“昨晚你做了什么心里没数?”
“我做了什么?”许曜灵心里没底,把过去二十年做过的丢脸的事想了一遍。
简樾闭眼,摸索到许曜灵手,拿起举到她面前:“你自己看。”
什么意思?就五根手指头呀。
许曜灵心里发毛,看不出所以然。
“小简……你别吓我,我昨晚做了什么?”
“你再仔细想想。”
“……我昨晚喝醉把你朋友打了?”
简樾闭着眼叹气:“你打不过她。”
“我想不出别的事了。”
“你……酒后乱性。”简樾羞于启齿。
“啊——”许曜灵如遭雷劈,“不可能!我、我、我、我根本就不会。”
“你不认就算了。”简樾心累,放开许曜灵的手。
“不是,我认,但我真不会,我也是第一次谈恋爱,我不会啊,我真和你做了?做了我肯定认,我不是那种把感情当儿戏的人,可我真不会,小简,对不起,是我不好。”
许曜灵语无伦次,整个人濒临崩溃。
她和小简的第一次怎么能在这种慌乱的场景下发生?
拿起手仔细一瞧,终于发现真相,她的手指甲……确实经过修剪,比以往要短。
所以真的做过了。
许曜灵难以置信。
“对不起,小简,我有没有弄疼你?”
“没有。”简樾脸埋在枕头里,瓮声瓮气。
许曜灵拍拍晕沉沉的头,后悔喝醉酒,没给简樾好的体验。
“小简你放心,我一定负责到底。”
“不用你负责。”简樾翻身,背对许曜灵,听语气闷闷不乐。
许曜灵以为简樾生气了,手足无措从床上坐起来,对着简樾背影一个劲道歉,对不起说了一遍又一遍。
简樾吸吸鼻子,偷抹掉眼角的泪。
这一举动没逃过许曜灵的眼睛,什么都顾不上,从身后抱住简樾:“对不起,我昨晚……真的,我发誓再也不喝酒了,是我不好,小简对不起,对不起……”
许曜灵被吓哭了,声音染上哭腔,脑袋快炸了。
简樾转过身来,几乎是和许曜灵抱一起痛哭流涕。
“昨晚我们什么都没发生,我骗了你,是我对不起你。”简樾平复好心情,抱住许曜灵,边抽泣边解释,眼泪浸湿许曜灵新买的睡衣,“昨天上午你带着一身酒味出现在我面前,提出在一起,热情粘人过了头,完全变了一个人,在一起了又说什么我们差距很大的胡话,担心你是因为酒精上头找我,酒醒了不认账,所以才出此下策,对不起,是我骗了你。我很幼稚对不对?”
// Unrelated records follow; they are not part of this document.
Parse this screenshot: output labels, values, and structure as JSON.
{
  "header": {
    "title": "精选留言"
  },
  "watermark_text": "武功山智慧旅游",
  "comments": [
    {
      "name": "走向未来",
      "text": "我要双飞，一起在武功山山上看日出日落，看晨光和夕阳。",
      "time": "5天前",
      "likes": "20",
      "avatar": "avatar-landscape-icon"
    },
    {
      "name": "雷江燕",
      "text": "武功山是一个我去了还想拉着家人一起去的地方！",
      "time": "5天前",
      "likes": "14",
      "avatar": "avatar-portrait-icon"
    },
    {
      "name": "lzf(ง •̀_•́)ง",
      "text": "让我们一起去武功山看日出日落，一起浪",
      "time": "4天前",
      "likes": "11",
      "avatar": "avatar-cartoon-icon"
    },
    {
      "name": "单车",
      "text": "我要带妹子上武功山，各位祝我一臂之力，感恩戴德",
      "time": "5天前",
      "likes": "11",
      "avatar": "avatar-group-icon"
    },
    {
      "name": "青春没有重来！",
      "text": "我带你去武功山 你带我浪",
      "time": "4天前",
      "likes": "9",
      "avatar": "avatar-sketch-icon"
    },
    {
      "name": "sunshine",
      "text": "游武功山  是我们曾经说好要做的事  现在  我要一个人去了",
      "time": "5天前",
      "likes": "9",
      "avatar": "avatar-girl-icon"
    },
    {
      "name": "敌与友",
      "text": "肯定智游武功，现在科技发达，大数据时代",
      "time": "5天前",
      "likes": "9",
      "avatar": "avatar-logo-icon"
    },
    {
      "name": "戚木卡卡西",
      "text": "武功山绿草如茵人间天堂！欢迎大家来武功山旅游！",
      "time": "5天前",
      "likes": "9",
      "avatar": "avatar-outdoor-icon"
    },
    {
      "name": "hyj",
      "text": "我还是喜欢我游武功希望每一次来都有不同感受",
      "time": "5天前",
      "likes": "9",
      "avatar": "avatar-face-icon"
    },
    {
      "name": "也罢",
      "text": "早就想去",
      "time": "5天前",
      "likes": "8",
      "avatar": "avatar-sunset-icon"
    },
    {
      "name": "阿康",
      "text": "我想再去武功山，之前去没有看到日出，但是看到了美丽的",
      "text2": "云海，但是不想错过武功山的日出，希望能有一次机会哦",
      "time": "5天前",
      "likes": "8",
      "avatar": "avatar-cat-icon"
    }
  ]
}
甚至做戏做全套,趁许曜灵喝多了昏睡,仔细给她修剪了手指甲。
卧室一片寂静。
许曜灵停止哭声,眼睫毛湿湿的,一言不发盯着简樾。
原来如此。
难怪她对简樾口中所说的那些毫无印象。
“对不起。”简樾低下头,陷入深深的自责。
良久,她听见许曜灵认真道:“我对你是真心的,不是因为喝了酒。”
“我知道。”
“为什么不接受异地恋?”许曜灵问。
为什么?究其根本,是因为缺乏安全感。
简樾讲起遥远的往事。
二十多年前,两个女人相爱是艰难的,家人误解,社会不容,但她的两位妈妈坚定勇敢地选择了彼此,后来有了简樾,一家三口本应该幸福生活在一起,但为了优渥的生活条件,两位妈妈化身事业狂,抓住时代机遇做外贸,再努力一点,多赚一些钱,她们的小家才不会被世俗捆绑。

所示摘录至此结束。